I am facing an issue when trying to start a container in a remote environment using NVIDIA AI Workbench after building it. Used:
PyTorch
A Pytorch 2.1 Base with CUDA 12.2v1.0.2 | Ubuntu 22.04 | Python3
Upon launching the environment, I receive the following error message:
No GPUs Available
Not enough GPU resources are available. You can continue without GPUs. Additionally, you can cancel to manually stop projects to free up GPU resources.
This error occurs despite having GPUs available on the server. The output from the nvidia-smi command confirms that both GPUs (NVIDIA GeForce RTX 3060 and GeForce RTX 3060 Ti) are detected and show minimal memory usage:
Interestingly, when I run the container directly from the terminal, it successfully recognizes the GPUs. This indicates that there may be an issue with how the GPU resources are allocated or recognized specifically within NVIDIA AI Workbench.
I would appreciate any assistance in troubleshooting this issue to ensure the GPUs are available for the container in the AI Workbench environment.
Please tick the appropriate box to help us categorize your post
[0] Bug or Error
Feature Request
Documentation Issue
Other logs.txt (7.9 KB)
Hi,
I am having the exact same problem. I have the GPU on a remote ubuntu environment and am accessing it from a workbench environment on my laptop with ubuntu.
I have installed the nvidia container toolkit so doesn’t seem like a docker issue. Some environment info below.

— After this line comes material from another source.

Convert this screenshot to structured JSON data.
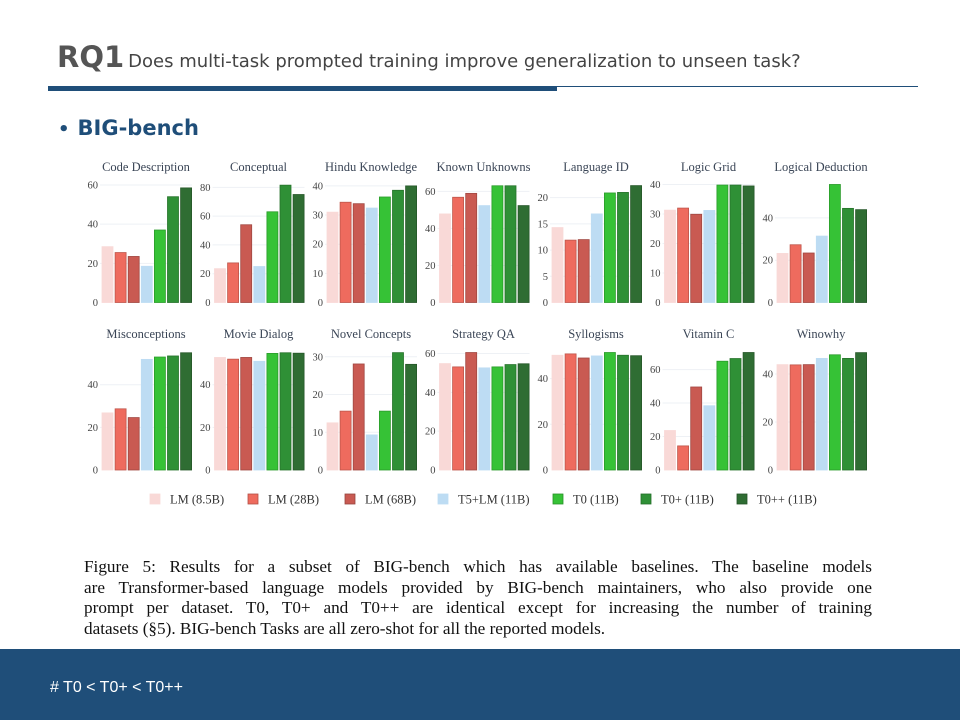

+-----------------------------------------------------------------------------------------+
| NVIDIA-SMI 550.107.02 Driver Version: 550.107.02 CUDA Version: 12.4 |
|-----------------------------------------+------------------------+----------------------+
| GPU Name Persistence-M | Bus-Id Disp.A | Volatile Uncorr. ECC |
| Fan Temp Perf Pwr:Usage/Cap | Memory-Usage | GPU-Util Compute M. |
| | | MIG M. |
|=========================================+========================+======================|
| 0 NVIDIA GeForce RTX 3080 Off | 00000000:17:00.0 Off | N/A |
| 0% 28C P8 5W / 370W | 10MiB / 10240MiB | 0% Default |
| | | N/A |
+-----------------------------------------+------------------------+----------------------+
+-----------------------------------------------------------------------------------------+
| Processes: |
| GPU GI CI PID Type Process name GPU Memory |
| ID ID Usage |
|=========================================================================================|
| 0 N/A N/A 2988 G /usr/lib/xorg/Xorg 4MiB |
+-----------------------------------------------------------------------------------------+
I am facing the same issue but with a different configuration. I have installed Nvidia AI Workbench on my local Macbook Pro M3. I am trying to run the example RAG repo and I am using docker. I am getting the error as attached in the screenshot.
Hi, it looks like you are working locally on an ARM-based Mac machine.
If you are working locally on the mac, then please note that you do need a dedicated GPU to run this project. Your currently system does not have a dedicated GPU.
Do you have a remote Ubuntu box you have access to with a GPU? If so you can connect to it from your Mac and use that location for compute for this project. You can read more about how to do so here.
(Also please note that ARM-based macs are generally unsupported by HF TGI (base container image for this project). But it seems like the project built fine for you, so maybe it is ok)
I used desktop docker’s mac socket and configured my workbench to point to this file which allowed me to build the project. I am using NGC to remotely access a GPU but I am not sure if my NGC is configured correctly.